Why does this number matter? Because Greenspan has been mainly concerned that bubble money from Wall Street and all the dot-com riches have been fueling consumer inflation. Anecdotal evidence supports the concern, as first-home and vacation-home prices have been soaring nationally beyond levels that could be supported by wage increases alone.
Also, the implicit price-deflator contained in the GDP report showed inflation running at a 2.7 percent annual rate in the first quarter. It was only 1.9 percent in the fourth quarter.
But Greenspan isn't being candid when he points to the PCE and the implicit price-deflator as his new favorite predicting tools.
As this column has also been saying, the Fed chairman seems to be relying heavily on a predictor of future price inflation that is put together by the Economic Cycle Research Institute. That's the forecasting group that was headed by Geoffrey Moore until his death a couple of weeks ago. Moore was Greenspan's mentor.

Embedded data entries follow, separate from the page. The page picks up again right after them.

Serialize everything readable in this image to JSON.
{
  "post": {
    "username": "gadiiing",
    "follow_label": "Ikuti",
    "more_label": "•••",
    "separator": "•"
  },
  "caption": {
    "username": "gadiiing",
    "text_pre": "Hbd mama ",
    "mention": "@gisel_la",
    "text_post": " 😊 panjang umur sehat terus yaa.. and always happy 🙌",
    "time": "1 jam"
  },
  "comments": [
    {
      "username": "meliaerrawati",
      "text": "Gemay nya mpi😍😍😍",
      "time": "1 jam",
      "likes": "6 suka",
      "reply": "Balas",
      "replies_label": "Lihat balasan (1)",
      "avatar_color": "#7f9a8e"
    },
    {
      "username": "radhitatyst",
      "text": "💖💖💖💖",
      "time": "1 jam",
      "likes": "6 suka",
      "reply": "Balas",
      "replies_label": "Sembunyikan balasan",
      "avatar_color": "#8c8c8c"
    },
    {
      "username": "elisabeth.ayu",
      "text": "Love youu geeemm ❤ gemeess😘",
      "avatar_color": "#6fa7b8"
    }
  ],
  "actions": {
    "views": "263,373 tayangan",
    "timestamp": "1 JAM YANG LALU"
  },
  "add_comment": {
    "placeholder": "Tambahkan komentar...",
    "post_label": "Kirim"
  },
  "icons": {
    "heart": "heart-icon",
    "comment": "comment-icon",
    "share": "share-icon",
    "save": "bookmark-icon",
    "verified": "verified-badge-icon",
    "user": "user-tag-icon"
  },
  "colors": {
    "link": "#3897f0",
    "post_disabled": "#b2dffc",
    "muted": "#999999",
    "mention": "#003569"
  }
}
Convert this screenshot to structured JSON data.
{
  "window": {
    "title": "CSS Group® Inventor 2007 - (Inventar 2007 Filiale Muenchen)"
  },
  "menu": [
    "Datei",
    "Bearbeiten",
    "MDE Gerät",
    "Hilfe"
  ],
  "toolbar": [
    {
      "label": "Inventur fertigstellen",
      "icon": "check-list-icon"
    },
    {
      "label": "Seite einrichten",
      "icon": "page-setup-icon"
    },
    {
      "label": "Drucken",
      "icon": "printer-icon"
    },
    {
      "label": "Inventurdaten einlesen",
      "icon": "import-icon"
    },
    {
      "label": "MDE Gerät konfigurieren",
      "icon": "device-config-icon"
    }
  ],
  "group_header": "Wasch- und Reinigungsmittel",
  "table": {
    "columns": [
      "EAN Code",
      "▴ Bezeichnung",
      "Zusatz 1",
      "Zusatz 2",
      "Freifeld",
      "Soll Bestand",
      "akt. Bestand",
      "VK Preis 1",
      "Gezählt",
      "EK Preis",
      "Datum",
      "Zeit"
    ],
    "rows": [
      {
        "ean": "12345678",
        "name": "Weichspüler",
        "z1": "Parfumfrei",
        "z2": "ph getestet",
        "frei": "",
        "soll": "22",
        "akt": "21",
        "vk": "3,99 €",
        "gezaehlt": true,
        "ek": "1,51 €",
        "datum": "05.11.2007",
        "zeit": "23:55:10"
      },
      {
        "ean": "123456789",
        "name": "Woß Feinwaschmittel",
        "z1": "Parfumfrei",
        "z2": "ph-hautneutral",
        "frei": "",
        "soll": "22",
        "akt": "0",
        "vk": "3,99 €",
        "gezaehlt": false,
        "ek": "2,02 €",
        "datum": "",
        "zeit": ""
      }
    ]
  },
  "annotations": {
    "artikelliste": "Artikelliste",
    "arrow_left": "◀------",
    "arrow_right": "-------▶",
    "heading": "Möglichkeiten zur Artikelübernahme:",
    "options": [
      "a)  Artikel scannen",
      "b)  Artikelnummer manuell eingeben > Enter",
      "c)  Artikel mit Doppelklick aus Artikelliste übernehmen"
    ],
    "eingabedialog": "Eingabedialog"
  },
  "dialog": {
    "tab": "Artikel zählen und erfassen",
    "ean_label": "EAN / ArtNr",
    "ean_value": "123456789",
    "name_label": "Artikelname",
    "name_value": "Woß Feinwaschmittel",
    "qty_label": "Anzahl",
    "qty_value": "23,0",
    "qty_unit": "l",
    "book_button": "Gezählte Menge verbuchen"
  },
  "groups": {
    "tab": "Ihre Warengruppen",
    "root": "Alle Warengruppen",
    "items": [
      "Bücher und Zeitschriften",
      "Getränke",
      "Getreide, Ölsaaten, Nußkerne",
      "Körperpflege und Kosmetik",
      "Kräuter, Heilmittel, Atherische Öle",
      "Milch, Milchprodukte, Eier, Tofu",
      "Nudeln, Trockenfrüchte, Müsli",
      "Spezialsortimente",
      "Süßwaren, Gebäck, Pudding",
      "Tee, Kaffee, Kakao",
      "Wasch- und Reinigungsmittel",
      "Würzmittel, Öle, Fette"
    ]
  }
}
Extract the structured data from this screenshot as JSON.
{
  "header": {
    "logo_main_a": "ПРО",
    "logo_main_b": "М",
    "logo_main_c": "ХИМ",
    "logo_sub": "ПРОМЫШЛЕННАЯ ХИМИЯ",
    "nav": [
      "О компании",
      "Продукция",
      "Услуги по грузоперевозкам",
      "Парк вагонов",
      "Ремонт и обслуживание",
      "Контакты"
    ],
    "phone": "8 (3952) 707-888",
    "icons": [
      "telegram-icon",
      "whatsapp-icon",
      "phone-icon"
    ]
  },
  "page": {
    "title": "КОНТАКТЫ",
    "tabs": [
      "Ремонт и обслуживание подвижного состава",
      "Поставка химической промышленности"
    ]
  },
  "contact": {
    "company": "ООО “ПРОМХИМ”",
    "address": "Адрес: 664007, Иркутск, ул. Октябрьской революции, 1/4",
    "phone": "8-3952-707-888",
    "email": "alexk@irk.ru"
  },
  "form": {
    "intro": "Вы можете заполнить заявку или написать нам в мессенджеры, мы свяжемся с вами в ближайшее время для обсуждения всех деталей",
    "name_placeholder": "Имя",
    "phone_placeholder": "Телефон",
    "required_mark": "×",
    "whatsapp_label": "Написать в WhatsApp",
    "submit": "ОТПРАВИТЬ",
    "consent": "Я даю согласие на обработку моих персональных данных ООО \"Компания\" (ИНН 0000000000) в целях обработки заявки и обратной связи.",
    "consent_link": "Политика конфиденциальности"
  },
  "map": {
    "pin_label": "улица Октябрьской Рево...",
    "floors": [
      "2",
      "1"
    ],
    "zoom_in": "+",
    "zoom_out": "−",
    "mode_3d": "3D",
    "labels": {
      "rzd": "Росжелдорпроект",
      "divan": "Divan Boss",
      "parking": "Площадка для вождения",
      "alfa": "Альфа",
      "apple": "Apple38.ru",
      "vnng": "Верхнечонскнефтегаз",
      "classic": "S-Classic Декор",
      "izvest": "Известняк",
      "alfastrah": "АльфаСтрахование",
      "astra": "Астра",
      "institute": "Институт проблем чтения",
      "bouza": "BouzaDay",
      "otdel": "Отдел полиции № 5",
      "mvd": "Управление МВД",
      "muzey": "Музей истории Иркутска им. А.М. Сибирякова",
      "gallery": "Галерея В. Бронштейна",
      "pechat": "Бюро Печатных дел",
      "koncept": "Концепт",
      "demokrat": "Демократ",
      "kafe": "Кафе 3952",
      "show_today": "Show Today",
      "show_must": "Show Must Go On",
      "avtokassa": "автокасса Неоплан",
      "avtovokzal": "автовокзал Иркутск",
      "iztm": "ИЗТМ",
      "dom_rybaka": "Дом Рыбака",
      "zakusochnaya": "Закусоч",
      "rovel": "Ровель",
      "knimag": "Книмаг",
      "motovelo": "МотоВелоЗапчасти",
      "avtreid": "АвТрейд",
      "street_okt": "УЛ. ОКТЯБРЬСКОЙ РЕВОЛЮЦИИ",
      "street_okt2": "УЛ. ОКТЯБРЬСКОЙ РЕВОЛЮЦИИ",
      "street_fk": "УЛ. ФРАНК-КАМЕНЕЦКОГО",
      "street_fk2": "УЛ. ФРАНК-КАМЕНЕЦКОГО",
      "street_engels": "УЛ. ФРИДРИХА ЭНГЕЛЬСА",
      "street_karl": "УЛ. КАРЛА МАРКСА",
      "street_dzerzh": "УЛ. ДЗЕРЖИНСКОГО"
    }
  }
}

The ECRI's Future Inflation Gauge is running at an 11-year high and is scaring the bejesus out of the Fed, especially after this indicator correctly predicted the pickup in inflation this year.
Is the Future Inflation Gauge showing any letup in inflation?"A peak in the current inflation-cycle upturn is not on the horizon," says Lakshman Achuthan, the group's managing director."The Producer Price Index is a coincident indicator at best and doesn't tell you where inflation is going."
There are some other reasons that Friday's PPI should be taken lightly. The decline of 0.3 percent for the month of April occurred mainly because of a 4.1 percent drop in energy costs, including an 11.7 percent decline in gasoline prices and a 14 percent drop in home heating oil.
Energy prices have stopped climbing, and in some parts of the country, there has even been a slight decline. But the easing of energy prices began just a couple of weeks ago. And it is very curious that government statisticians have been quick to plug the lower prices into their inflation data when it took months before higher prices were worked into the calculations.
The Fed knows all this. And that's why it'll have to remain aggressive on interest rates.
It also knows the stock market is looking for the flimsiest excuse to repump the bubble back to its full size. The stock market rose on Friday's inflation report, but the threat of Fed rate action on Tuesday kept the gains in check.
So tomorrow, the Fed will need to send an unambiguous message to Wall Street that inflation is still a very large concern. And that's what it will do.